In their January 2011 Uniloc v Microsoft decision, the Federal Circuit stated "The meaning of these cases is clear: there must be a basis in fact to associate the royalty rates used in prior licenses to the particular hypothetical negotiation at issue in the case. The 25 percent rule of thumb as an abstract and largely theoretical construct fails to satisfy this fundamental requirement." An expert can no longer assert that a royalty rate of 25% of profit should be allocated to the plaintiff. Instead, an expert with significant experience in patent licensing negotiations is needed to opine on the dynamics of the hypothetical negotiation. With our extensive experience negotiating licenses and settlements of patent disputes, we are uniquely qualified to provide expert testimony on hypothetical licensing negotiations.
In addition, his 20 years of work on all aspects of factory automation software provides Mr. Baker with the ability to serve as a expert witness in factory automation matters.
Rich Baker has participated in twelve depositions and has twice testified live before a jury. He has also served as an expert witness in Authenex v EMC, GPNE v O&R Patent Law, Intellectual Ventures v Capital One, and as a consulting expert in another confidential case.
Expert Testimony in a Mediation Proceeding before Magistrate Judge Marianne Bowler in GPNE v O&R Patent Law (US District Court of Massachusetts, 1:15-cv-13481-PBS), May 3, 2016.

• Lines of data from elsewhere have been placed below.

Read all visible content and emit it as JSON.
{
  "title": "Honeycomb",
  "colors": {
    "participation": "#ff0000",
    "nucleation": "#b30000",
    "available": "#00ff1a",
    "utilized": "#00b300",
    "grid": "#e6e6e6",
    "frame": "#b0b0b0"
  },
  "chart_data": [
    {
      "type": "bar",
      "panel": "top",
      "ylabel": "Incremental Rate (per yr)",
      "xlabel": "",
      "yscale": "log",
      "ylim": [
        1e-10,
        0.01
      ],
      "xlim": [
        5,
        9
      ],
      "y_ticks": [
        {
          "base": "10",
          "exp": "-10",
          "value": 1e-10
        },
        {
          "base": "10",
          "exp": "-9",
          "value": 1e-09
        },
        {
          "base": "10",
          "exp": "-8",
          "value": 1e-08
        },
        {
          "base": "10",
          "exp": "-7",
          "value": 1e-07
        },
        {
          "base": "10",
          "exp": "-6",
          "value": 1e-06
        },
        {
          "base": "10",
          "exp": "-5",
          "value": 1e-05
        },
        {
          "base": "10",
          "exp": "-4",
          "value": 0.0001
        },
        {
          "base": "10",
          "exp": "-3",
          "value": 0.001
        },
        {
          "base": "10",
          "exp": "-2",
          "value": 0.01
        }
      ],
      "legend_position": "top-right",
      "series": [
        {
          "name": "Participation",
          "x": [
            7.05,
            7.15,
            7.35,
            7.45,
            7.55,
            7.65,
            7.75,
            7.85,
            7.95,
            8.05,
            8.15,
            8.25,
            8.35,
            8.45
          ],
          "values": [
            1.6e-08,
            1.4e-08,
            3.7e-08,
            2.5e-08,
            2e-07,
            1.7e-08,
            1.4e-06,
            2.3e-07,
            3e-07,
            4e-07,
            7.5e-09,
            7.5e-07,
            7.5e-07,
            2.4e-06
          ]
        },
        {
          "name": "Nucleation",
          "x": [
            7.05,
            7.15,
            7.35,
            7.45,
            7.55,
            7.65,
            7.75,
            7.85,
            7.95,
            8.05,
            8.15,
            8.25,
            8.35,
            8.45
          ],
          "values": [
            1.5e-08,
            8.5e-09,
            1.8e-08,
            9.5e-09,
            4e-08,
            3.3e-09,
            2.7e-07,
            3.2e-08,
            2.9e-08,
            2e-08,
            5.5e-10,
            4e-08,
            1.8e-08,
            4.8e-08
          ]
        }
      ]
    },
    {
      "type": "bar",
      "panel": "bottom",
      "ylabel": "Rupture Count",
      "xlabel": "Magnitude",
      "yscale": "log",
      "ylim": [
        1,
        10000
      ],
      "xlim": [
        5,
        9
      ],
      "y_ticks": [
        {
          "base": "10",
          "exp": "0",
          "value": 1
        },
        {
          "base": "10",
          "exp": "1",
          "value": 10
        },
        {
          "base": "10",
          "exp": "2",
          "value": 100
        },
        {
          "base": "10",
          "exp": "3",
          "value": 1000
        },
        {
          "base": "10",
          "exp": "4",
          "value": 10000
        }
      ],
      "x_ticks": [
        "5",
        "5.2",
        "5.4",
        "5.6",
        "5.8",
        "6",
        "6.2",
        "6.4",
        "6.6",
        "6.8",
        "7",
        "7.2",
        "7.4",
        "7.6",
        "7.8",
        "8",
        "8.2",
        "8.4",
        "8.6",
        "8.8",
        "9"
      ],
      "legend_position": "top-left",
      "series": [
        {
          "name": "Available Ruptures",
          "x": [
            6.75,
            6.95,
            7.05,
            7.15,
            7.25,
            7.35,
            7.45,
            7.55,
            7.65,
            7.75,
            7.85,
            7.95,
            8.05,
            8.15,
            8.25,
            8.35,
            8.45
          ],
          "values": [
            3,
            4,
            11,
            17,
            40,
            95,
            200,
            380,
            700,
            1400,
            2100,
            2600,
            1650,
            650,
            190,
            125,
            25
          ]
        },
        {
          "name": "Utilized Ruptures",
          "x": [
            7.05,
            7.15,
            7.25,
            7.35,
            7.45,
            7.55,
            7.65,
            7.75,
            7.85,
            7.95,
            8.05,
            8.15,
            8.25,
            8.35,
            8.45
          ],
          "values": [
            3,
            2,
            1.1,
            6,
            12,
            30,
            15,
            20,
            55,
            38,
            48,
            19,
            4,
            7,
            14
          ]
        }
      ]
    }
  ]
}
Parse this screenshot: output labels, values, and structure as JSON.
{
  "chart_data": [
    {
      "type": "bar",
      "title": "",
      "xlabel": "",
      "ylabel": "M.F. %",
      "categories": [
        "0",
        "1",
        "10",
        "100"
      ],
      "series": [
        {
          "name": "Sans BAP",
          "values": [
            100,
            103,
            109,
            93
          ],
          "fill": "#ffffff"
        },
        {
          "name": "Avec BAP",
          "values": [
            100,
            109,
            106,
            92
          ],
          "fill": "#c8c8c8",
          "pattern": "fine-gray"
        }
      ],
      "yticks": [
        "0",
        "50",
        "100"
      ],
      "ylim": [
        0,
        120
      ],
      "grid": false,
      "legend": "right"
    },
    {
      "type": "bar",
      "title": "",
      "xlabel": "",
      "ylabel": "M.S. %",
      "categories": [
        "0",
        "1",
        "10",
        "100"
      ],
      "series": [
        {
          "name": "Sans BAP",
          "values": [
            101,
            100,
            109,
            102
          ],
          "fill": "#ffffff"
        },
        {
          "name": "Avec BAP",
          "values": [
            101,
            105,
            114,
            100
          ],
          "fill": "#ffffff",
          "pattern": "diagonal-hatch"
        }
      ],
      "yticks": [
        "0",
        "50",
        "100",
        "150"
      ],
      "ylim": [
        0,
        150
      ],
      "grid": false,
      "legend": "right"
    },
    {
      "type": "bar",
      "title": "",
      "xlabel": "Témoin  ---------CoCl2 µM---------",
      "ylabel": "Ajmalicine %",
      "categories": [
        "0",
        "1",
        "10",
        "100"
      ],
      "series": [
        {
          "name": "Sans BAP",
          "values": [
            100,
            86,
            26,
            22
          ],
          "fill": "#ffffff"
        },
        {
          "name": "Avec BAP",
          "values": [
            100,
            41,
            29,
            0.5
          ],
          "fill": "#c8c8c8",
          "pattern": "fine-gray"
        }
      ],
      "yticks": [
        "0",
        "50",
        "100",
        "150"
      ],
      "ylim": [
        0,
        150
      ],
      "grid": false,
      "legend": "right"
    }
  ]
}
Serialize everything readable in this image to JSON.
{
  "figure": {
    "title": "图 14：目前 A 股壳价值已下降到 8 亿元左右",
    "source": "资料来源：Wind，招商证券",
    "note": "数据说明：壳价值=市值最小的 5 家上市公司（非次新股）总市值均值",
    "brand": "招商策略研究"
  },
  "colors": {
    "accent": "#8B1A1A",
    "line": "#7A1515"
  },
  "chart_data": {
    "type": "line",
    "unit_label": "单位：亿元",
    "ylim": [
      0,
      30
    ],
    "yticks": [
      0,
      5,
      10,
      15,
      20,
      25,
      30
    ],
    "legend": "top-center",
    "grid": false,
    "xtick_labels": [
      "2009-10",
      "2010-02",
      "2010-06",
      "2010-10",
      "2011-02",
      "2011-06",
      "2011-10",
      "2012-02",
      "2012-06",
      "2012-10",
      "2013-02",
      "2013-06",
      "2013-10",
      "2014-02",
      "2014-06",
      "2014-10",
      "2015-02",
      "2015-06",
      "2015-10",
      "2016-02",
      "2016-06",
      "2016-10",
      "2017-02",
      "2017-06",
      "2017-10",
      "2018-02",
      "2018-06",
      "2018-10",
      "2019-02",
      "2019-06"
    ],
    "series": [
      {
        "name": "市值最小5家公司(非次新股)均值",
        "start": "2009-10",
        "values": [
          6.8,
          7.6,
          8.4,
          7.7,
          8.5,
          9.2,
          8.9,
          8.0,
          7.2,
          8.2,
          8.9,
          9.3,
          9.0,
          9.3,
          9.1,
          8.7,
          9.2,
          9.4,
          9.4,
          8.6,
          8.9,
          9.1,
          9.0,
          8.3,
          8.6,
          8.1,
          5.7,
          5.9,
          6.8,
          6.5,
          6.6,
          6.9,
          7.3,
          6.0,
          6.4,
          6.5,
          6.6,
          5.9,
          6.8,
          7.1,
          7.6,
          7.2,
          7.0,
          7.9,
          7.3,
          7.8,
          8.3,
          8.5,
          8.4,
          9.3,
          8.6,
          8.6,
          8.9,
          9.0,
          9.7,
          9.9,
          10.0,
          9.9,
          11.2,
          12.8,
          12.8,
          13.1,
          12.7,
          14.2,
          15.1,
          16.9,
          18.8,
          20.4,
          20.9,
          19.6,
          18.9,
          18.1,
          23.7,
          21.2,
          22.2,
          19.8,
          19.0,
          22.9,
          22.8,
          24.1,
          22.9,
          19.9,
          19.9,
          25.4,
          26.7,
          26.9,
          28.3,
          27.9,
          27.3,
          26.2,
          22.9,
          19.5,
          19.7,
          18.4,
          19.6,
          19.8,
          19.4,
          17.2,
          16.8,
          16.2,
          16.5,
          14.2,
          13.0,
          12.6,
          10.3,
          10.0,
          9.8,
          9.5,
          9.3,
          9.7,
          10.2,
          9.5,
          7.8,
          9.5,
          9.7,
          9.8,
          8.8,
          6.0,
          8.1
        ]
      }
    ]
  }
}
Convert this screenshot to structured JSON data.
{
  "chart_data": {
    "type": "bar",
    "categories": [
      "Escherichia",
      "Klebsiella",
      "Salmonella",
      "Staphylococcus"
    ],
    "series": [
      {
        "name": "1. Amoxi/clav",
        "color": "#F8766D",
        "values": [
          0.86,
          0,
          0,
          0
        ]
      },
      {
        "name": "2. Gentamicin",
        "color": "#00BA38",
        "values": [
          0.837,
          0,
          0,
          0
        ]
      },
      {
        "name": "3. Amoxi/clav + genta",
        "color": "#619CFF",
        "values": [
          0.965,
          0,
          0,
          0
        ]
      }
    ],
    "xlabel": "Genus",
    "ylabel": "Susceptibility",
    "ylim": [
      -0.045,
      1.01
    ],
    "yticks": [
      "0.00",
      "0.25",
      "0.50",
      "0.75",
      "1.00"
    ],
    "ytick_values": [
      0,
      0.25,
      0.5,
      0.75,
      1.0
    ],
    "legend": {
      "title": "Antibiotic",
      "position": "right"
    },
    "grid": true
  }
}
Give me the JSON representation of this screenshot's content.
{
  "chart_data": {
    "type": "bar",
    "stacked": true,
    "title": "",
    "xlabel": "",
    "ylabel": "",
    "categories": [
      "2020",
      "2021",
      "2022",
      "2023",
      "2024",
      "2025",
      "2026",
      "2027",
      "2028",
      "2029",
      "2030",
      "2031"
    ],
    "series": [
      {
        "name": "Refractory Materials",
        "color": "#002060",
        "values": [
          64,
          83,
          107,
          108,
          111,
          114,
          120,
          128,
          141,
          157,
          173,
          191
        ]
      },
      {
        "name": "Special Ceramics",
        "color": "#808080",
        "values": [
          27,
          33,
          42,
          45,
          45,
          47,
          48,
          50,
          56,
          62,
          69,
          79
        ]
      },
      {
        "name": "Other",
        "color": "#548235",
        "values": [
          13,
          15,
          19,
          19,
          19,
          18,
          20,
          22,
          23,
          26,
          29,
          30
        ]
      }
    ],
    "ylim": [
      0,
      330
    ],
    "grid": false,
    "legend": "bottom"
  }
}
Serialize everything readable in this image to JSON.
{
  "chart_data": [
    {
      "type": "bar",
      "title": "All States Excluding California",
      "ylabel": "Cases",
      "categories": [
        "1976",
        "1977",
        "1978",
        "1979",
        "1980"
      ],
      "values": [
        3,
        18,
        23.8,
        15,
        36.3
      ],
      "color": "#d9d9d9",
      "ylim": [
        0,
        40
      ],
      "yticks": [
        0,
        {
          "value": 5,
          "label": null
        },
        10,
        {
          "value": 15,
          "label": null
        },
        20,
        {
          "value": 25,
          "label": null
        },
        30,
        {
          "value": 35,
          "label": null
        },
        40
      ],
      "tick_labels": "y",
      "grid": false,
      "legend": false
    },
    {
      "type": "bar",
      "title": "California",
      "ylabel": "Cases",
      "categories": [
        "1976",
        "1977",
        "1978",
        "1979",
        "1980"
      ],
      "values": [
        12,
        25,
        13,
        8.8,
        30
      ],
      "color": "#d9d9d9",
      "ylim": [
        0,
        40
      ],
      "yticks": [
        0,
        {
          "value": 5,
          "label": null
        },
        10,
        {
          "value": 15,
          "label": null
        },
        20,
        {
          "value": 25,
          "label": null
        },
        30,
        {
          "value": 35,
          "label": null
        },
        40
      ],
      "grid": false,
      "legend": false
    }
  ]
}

Legislative Testimony to the in Opposition of Massachusetts HR 4082 – Non-Compete Agreements, before the Joint Committee on Economic Development and Emerging Technologies, Massachusetts State House Room B-1, July 1, 2014.
Deposition as a third party witness in US Ethernet Innovations v Acer et al (N.D. of California, 10-CV-3724), May 3, 2013, October 29-30, 2013 and April 17, 2014.
Expert Report for Arbitration in Wireless Ink v Facebook and Google (SD New York, 10 Civ. 1841 (PKC)), January 12, 2012.
Live Testimony for 3Com Corporation in Network-1 Security Systems v CISCO et al (E.D. of Texas, 08-CV-0030), July 14, 2010.
30(b)(6) Deposition for 3Com Corporation in Network-1 Security Systems v CISCO et al (E.D. of Texas, 08-CV-0030), December 9, 2009 and March 17, 2010.
Live Testimony for 3Com Corporation in 3Com v DLink and Realtek (N.D. of California, 03-CV-2177), 3Com v DLink (N.D. of California 05CV0098), March 26, 2008.
Deposition as a third party in Michael Femal v. Square D et al (Circuit Court of Cook County, Illinois, 04 L 13302), January 2, 2008.
30(b)(6) Deposition for third party 3Com Corporation in Rackable Systems v Super Micro Computer (N.D. of California, 05-CV-3561), February 2, 2007.
30(b)(6) Deposition for 3Com Corporation in 3Com v DLink and Realtek (N.D. of California, 03-CV-2177), 3Com v DLink (N.D. of California 05-CV-0098), November 30, 2006.
Deposition for third party Schneider Automation in Solaia v Arvinmeritor, (N.D. Illinois, 02-CV-4704), 2003.
30(b)(6) Deposition for Schneider Automation in Schneider Automation v Opto22, (C.D. of California, 02-CV-4859), 2003.
Deposition for Schneider Automation in Schneider Automation v Opto22, (C.D. of California, 02-CV-4859), 2002.